Hay distintas interpretaciones entre los biblistas sobre lo que en realidad ocurrió. Quizá un grupo, liderado por Aarón, se opuso al rígido monoteísmo de Moisés, tan alejado de las prácticas religiosas de los pueblos de alrededor. En todo caso, el mensaje en su conjunto es positivo: la fidelidad de Yahvé es más fuerte que la infidelidad del pueblo y la alianza se mantiene a pesar de que el pueblo es pecador y no se la merece.
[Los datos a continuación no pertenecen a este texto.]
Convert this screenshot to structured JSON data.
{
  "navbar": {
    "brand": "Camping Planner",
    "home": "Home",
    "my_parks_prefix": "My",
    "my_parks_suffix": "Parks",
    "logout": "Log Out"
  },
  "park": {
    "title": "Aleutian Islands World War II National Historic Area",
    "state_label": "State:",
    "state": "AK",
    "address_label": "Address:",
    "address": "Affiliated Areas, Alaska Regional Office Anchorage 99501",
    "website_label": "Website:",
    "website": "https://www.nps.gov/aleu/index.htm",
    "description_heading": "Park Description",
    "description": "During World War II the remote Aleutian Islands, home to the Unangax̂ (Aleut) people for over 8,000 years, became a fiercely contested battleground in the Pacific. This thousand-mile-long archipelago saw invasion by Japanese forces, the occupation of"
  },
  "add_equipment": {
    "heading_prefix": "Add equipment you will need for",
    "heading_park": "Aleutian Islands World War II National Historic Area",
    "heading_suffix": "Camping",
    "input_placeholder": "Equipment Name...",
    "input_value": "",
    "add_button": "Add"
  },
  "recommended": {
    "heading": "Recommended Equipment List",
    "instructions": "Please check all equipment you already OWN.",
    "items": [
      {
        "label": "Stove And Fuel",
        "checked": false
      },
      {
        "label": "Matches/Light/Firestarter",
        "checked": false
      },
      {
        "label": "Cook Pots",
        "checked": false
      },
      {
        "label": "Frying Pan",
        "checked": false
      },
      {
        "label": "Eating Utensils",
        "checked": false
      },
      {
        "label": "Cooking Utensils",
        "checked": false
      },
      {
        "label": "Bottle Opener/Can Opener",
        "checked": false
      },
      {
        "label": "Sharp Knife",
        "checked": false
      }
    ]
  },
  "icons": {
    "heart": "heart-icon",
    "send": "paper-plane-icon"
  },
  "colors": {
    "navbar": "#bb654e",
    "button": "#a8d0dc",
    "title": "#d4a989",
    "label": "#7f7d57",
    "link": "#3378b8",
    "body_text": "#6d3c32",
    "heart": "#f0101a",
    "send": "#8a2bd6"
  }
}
El pecado en sí -la construcción de un ídolo que suplante a Yahvé, el Dios sin rostro, sin esculturas- es una forma de apostasía, tanto religiosa -rebelión contra Dios- como política -rebelión contra Moisés para poner en su lugar a un nuevo líder menos exigente. La apostasía va a consistir en rechazar a Yahvé y a su enviado, Moisés. Esta traición provoca la cólera de Yahvé, que quiere destruir al pueblo y comenzar una historia nueva -semejante a la de Noé- con el propio Moisés y su descendencia. Sin embargo, éste se opone a ello y se convierte en el defensor del pueblo que no sólo había traicionado a Yahvé sino a él mismo. (32,7-14). Moisés consigue el perdón de Dios para el pueblo y eso es lo que va a dar paso a la renovación de la alianza. Es curioso y significativo comprobar que la reacción de Yahvé es la contraria a la esperada por los apóstatas. Estos habían supuesto que Dios no se enfadaría, quizá porque le consideraban bondadoso. En cambio, Yahvé estalla en una cólera inmensa ante su apostasía. Puede ser una buena lección para tantos de nuestros contemporáneos que creen que, hagan lo que hagan Dios lo va a tolerar todo y que, debido a su amor, jamás va a castigar a los hombres. Afortunadamente para el pueblo, Yahvé se deja convencer por el persuasivo Moisés, que alega a favor de los israelitas que darles su merecido sólo serviría para dejar en mal lugar el nombre de Yahvé, pues los otros pueblos del entorno dirían que los sacó de Egipto para dejarlos morir en el desierto. De este modo, la intervención de Moisés -anticipo y símbolo de la de Jesús- enseña a Israel que su alianza con Dios, a pesar de ser hecha entre el Señor y todo el pueblo, está mediatizada por determinadas grandes figuras, que van a ser esenciales para la comunicación entre Dios y su pueblo. La figura de Moisés queda muy reforzada ante los israelitas tras lo ocurrido y, con ello, la de los futuros mediadores: jueces, profetas…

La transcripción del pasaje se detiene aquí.